MannKind has confirmed the design of two clinical studies with the US Food and Drug Administration (FDA) to evaluate the safety and efficacy of drug-device combination product Afrezza, administered using MannKind's proprietery inhaler.
Afrezza is an ultra rapid acting mealtime insulin therapy is used to treat adult patients with type 1 or type 2 diabetes for the control of hyperglycemia.

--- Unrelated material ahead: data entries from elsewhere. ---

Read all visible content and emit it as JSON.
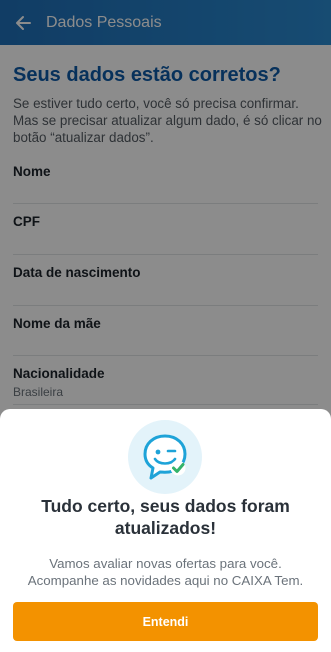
{
  "header": {
    "back_icon": "arrow-left-icon",
    "title": "Dados Pessoais"
  },
  "main": {
    "heading": "Seus dados estão corretos?",
    "intro": "Se estiver tudo certo, você só precisa confirmar. Mas se precisar atualizar algum dado, é só clicar no botão “atualizar dados”.",
    "fields": [
      {
        "label": "Nome",
        "value": ""
      },
      {
        "label": "CPF",
        "value": ""
      },
      {
        "label": "Data de nascimento",
        "value": ""
      },
      {
        "label": "Nome da mãe",
        "value": ""
      },
      {
        "label": "Nacionalidade",
        "value": "Brasileira"
      }
    ]
  },
  "modal": {
    "icon": "smiley-chat-check-icon",
    "title": "Tudo certo, seus dados foram atualizados!",
    "body": "Vamos avaliar novas ofertas para você. Acompanhe as novidades aqui no CAIXA Tem.",
    "button_label": "Entendi"
  },
  "colors": {
    "header": "#1f6fb8",
    "heading": "#0d5aa7",
    "button": "#f39200",
    "icon_bg": "#e3f3fa",
    "icon_accent": "#1ea3d8",
    "check": "#34b36b"
  }
}
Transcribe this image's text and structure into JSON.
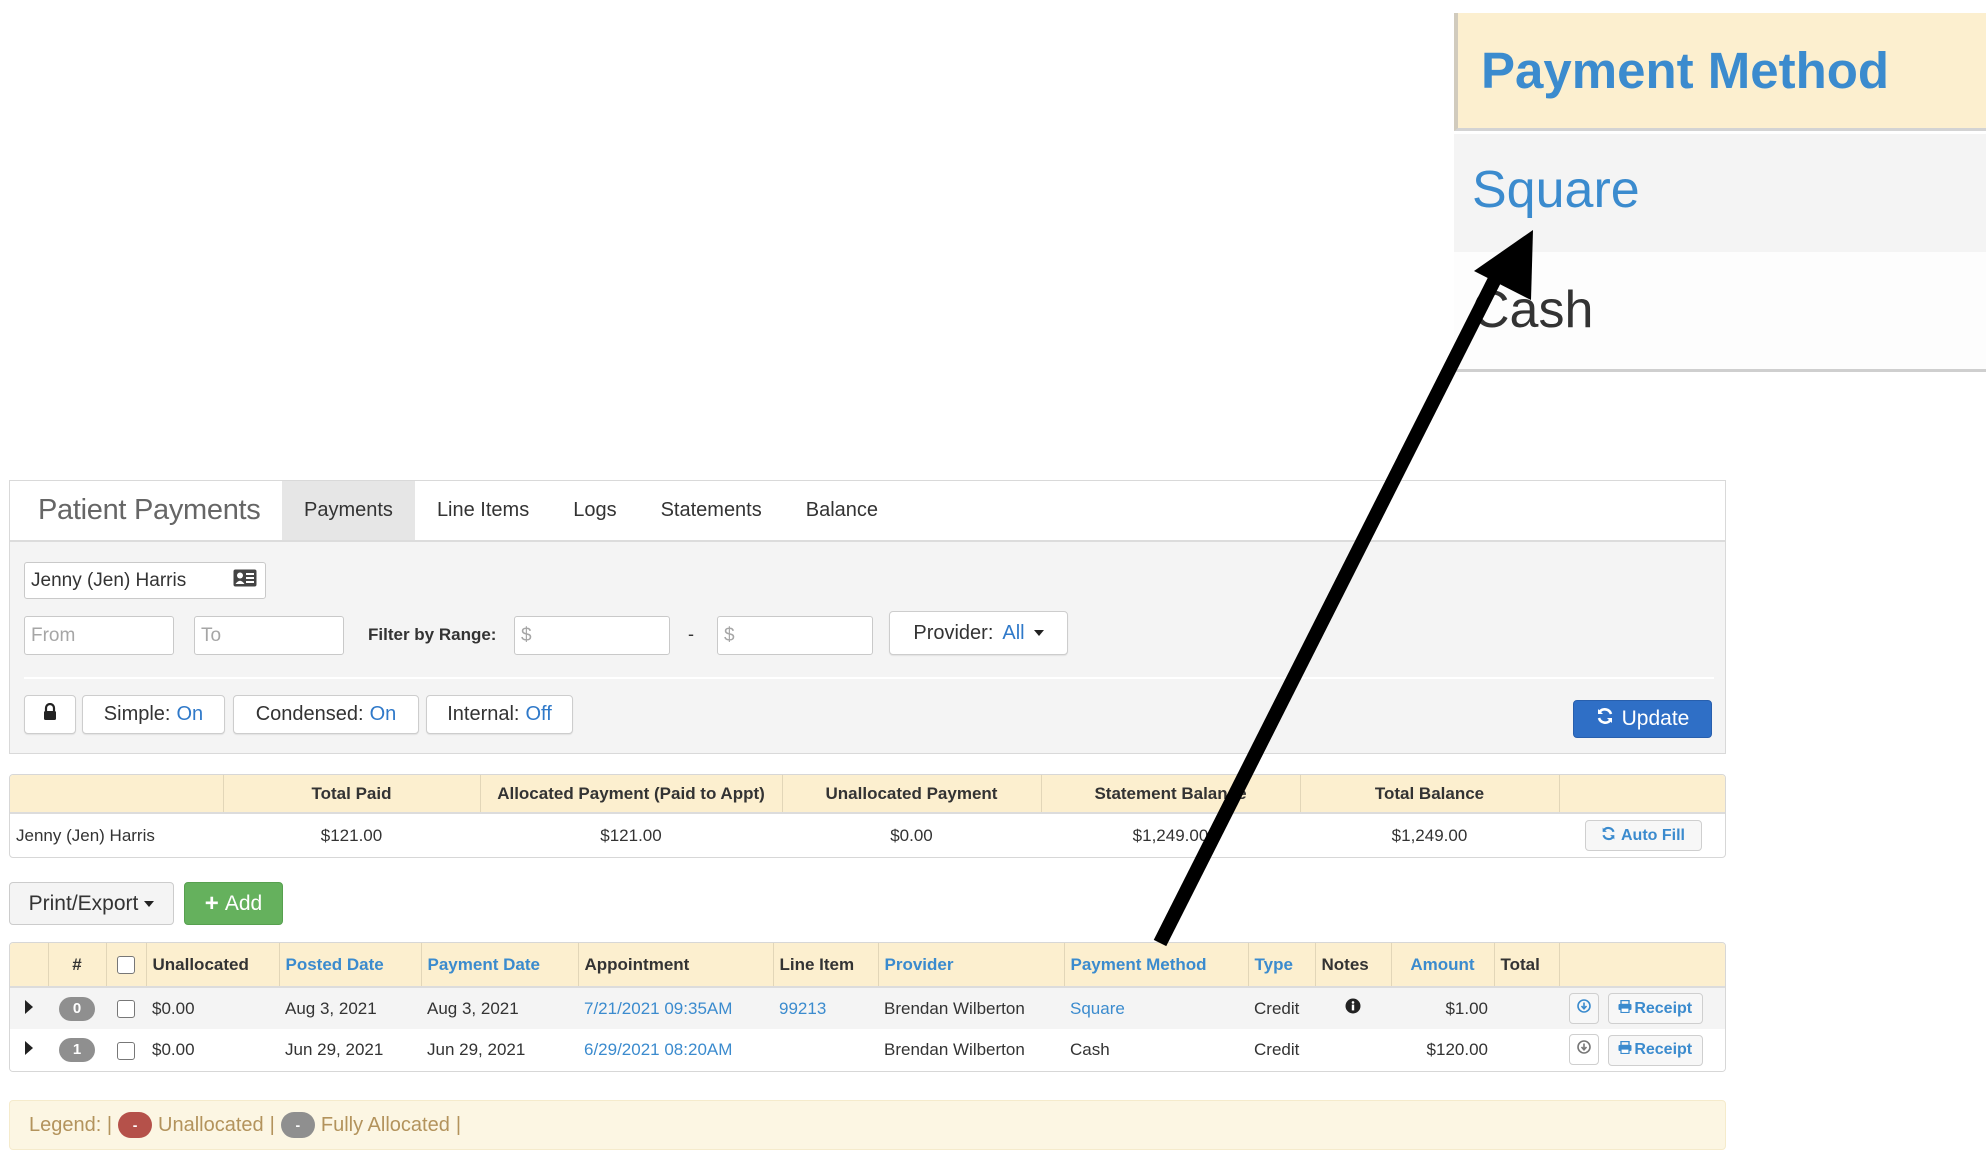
{
  "callout": {
    "header": "Payment Method",
    "rows": [
      "Square",
      "Cash"
    ]
  },
  "app": {
    "title": "Patient Payments",
    "tabs": [
      {
        "label": "Payments",
        "active": true
      },
      {
        "label": "Line Items",
        "active": false
      },
      {
        "label": "Logs",
        "active": false
      },
      {
        "label": "Statements",
        "active": false
      },
      {
        "label": "Balance",
        "active": false
      }
    ]
  },
  "filters": {
    "patient": "Jenny (Jen) Harris",
    "from_placeholder": "From",
    "to_placeholder": "To",
    "range_label": "Filter by Range:",
    "range_min_placeholder": "$",
    "range_sep": "-",
    "range_max_placeholder": "$",
    "provider_label": "Provider:",
    "provider_value": "All",
    "toggles": [
      {
        "label": "Simple:",
        "value": "On"
      },
      {
        "label": "Condensed:",
        "value": "On"
      },
      {
        "label": "Internal:",
        "value": "Off"
      }
    ],
    "update_label": "Update"
  },
  "summary": {
    "headers": [
      "",
      "Total Paid",
      "Allocated Payment (Paid to Appt)",
      "Unallocated Payment",
      "Statement Balance",
      "Total Balance",
      ""
    ],
    "row": {
      "name": "Jenny (Jen) Harris",
      "total_paid": "$121.00",
      "allocated": "$121.00",
      "unallocated": "$0.00",
      "statement_balance": "$1,249.00",
      "total_balance": "$1,249.00"
    },
    "autofill_label": "Auto Fill"
  },
  "actions": {
    "print_export": "Print/Export",
    "add": "Add"
  },
  "payments": {
    "headers": {
      "num": "#",
      "unallocated": "Unallocated",
      "posted_date": "Posted Date",
      "payment_date": "Payment Date",
      "appointment": "Appointment",
      "line_item": "Line Item",
      "provider": "Provider",
      "payment_method": "Payment Method",
      "type": "Type",
      "notes": "Notes",
      "amount": "Amount",
      "total": "Total"
    },
    "rows": [
      {
        "index": "0",
        "unallocated": "$0.00",
        "posted_date": "Aug 3, 2021",
        "payment_date": "Aug 3, 2021",
        "appointment": "7/21/2021 09:35AM",
        "line_item": "99213",
        "provider": "Brendan Wilberton",
        "payment_method": "Square",
        "type": "Credit",
        "amount": "$1.00",
        "total": "",
        "receipt": "Receipt"
      },
      {
        "index": "1",
        "unallocated": "$0.00",
        "posted_date": "Jun 29, 2021",
        "payment_date": "Jun 29, 2021",
        "appointment": "6/29/2021 08:20AM",
        "line_item": "",
        "provider": "Brendan Wilberton",
        "payment_method": "Cash",
        "type": "Credit",
        "amount": "$120.00",
        "total": "",
        "receipt": "Receipt"
      }
    ]
  },
  "legend": {
    "label": "Legend: |",
    "items": [
      {
        "symbol": "-",
        "label": "Unallocated",
        "color": "#b5514a"
      },
      {
        "symbol": "-",
        "label": "Fully Allocated",
        "color": "#8f8f8f"
      }
    ],
    "sep": "|"
  },
  "colors": {
    "accent": "#3b8bce",
    "primary": "#2f6fc6",
    "success": "#65b15d",
    "header_bg": "#fcefcf"
  }
}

It is a drug-device combination product, consisting of Afrezza Inhalation Powder pre-metered into single use dose cartridges and Afrezza Inhaler.
Previously, the FDA has asked MannKind to conduct two clinical trials with the company’s inhaler in patients with type 1 and type 2 diabetes.
The agency asked MannKind to treat a group in one of the trial with the previously studied MedTone inhaler to get a comparison of the pulmonary safety data for the two devices.
The first Study 171 trial will assess Afrezza in patients suffering from type 1 diabetes and the second trial will assess Afrezza using the next-generation inhaler in patients with type 2 diabetes who are inadequately controlled on metformin with or without a second or third oral medication.
MannKind chairman and CEO Alfred Mann said the protocol for Study 171 has already been sent to Institutional Review Boards and the protocol for Study 174 is being finalized and will be distributed to our sites shortly.